But for Alexander McCall Smith, many of us might never have heard of Botswana. But if we have read any of the 21 novels in the ‘Number One Ladies’ Detective Agency’, we have breathed its air and sighed alongside its citizens.
McCall Smith is a prolific and disciplined writer. Like Trollope or Balzac he writes his two or three thousand words a day, come rain, come shine. Other writers have derided this kind of production regime. It does, however, get results.
Like a Western or a crime book, the Botswana books are not so much about the ostensible unravelling of a mystery or the settlement of a cattle dispute as about getting to know the inhabitants of this little African country. We enjoy their concern for their shop-keeping or their efforts to keep ageing cars on the road. We like the secretary’s efforts to handle office procedure and her attachment to the qualifications she gained in a secretarial college. We like the traffic problems and the wide open roads. We feel we know Botswana and we may even feel we should like to live there.
The key-note of the Detective Agency books is compassion. It would not be extravagant to mention the name of Chaucer in this context. McCall Smith observes and accepts. He sees the positive and endearing aspects of his characters and understands the shifts and ruses that they are sometimes driven to. No wonder these novels have been translated into 46 languages. No wonder sales have amounted to 20 million. They are ideal reading on a summer afternoon or in a nerve-racking lockdown; they also help us understand that whether we are black or white, digitally sophisticated or marooned in the typewriter age, we have human nature in common.

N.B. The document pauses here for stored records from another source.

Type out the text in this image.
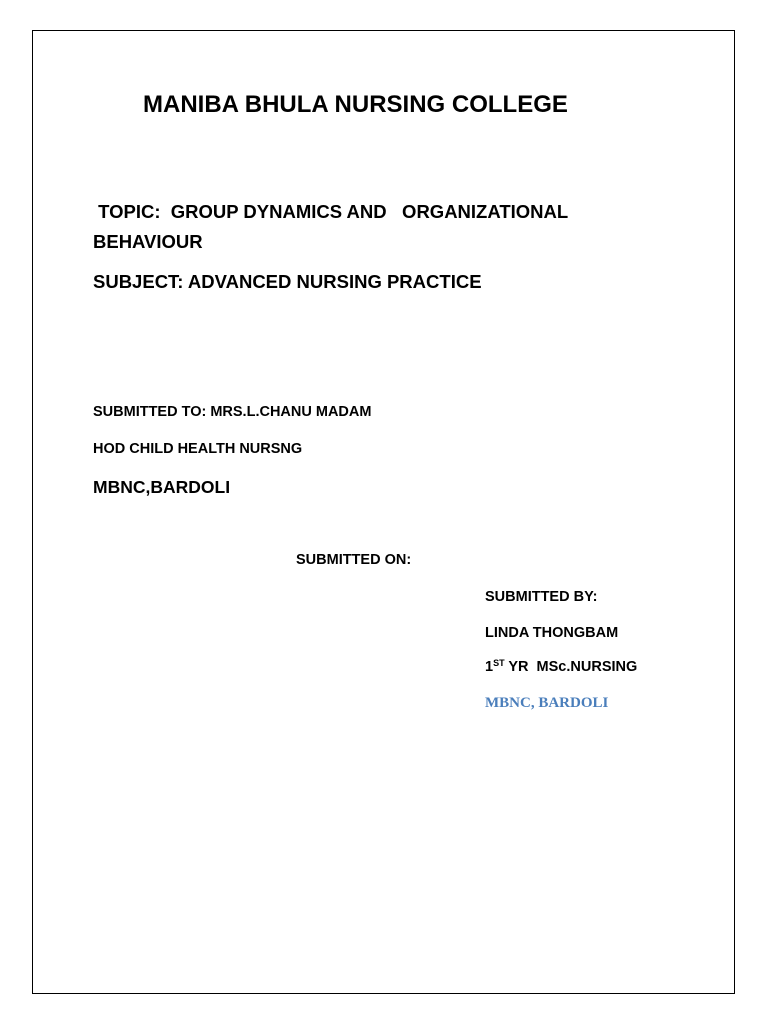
MANIBA BHULA NURSING COLLEGE
TOPIC: GROUP DYNAMICS AND   ORGANIZATIONAL
BEHAVIOUR
SUBJECT: ADVANCED NURSING PRACTICE
SUBMITTED TO: MRS.L.CHANU MADAM
HOD CHILD HEALTH NURSNG
MBNC,BARDOLI
SUBMITTED ON:
SUBMITTED BY:
LINDA THONGBAM
1ST YR  MSc.NURSING
MBNC, BARDOLI
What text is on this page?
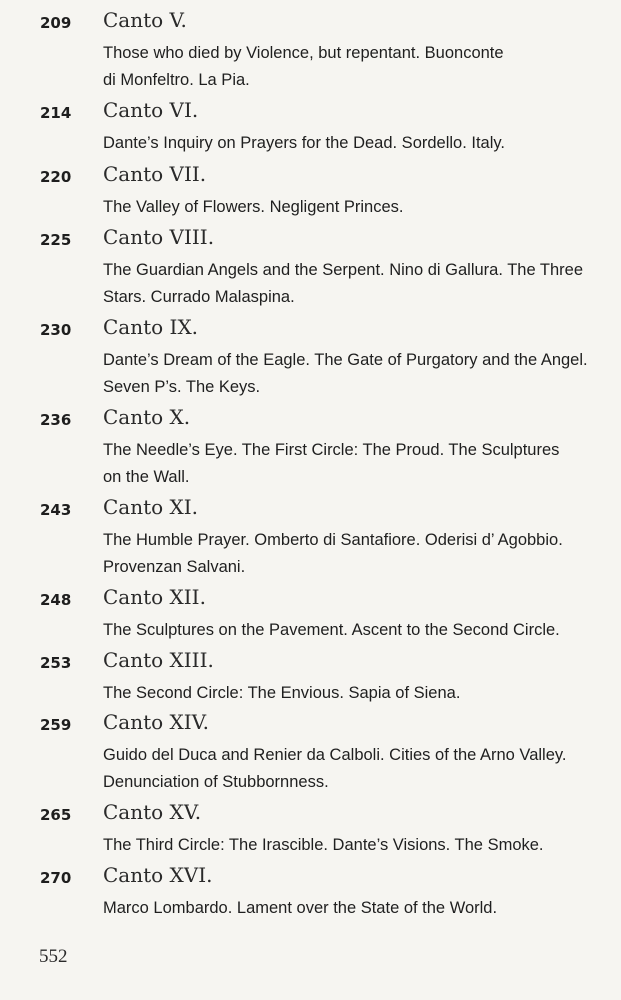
209	Canto V.
Those who died by Violence, but repentant. Buonconte
di Monfeltro. La Pia.
214	Canto VI.
Dante’s Inquiry on Prayers for the Dead. Sordello. Italy.
220	Canto VII.
The Valley of Flowers. Negligent Princes.
225	Canto VIII.
The Guardian Angels and the Serpent. Nino di Gallura. The Three
Stars. Currado Malaspina.
230	Canto IX.
Dante’s Dream of the Eagle. The Gate of Purgatory and the Angel.
Seven P’s. The Keys.
236	Canto X.
The Needle’s Eye. The First Circle: The Proud. The Sculptures
on the Wall.
243	Canto XI.
The Humble Prayer. Omberto di Santafiore. Oderisi d’ Agobbio.
Provenzan Salvani.
248	Canto XII.
The Sculptures on the Pavement. Ascent to the Second Circle.
253	Canto XIII.
The Second Circle: The Envious. Sapia of Siena.
259	Canto XIV.
Guido del Duca and Renier da Calboli. Cities of the Arno Valley.
Denunciation of Stubbornness.
265	Canto XV.
The Third Circle: The Irascible. Dante’s Visions. The Smoke.
270	Canto XVI.
Marco Lombardo. Lament over the State of the World.
552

We have much to thank this former professor of medical law for. He has introduced us to Mrs Precious Ramotswe and her secretary – and of course her teapot. We have met her clients and we have taken our way along the dusty roads of Africa that many of our fellow human beings know so well.
WOVEN SEVEN
A humdinger of a church website introduces the viewer to seven churches in outer Nottingham describing themselves as Woven. They are a diverse collection of parishes – large, small, historic, brand-new, Alpha-supporting, Green awarded, traditional, fun-loving. They unite under the slogan ‘Calling Nottingham to the wonder and way of Jesus’. Go for the ‘Watch’ section of the website to see more
ALSTON CHARGE-POINT
The Rev Mark Nash-Williams has six Alston Moor parishes to look after with a population of 3,000 scattered over 130 square miles in the North Pennines. He is the Bishop’s adviser on the environment and drives a Nissan Leaf. He recently attracted the attention of the local press as he commended the only public charging-point in Alston.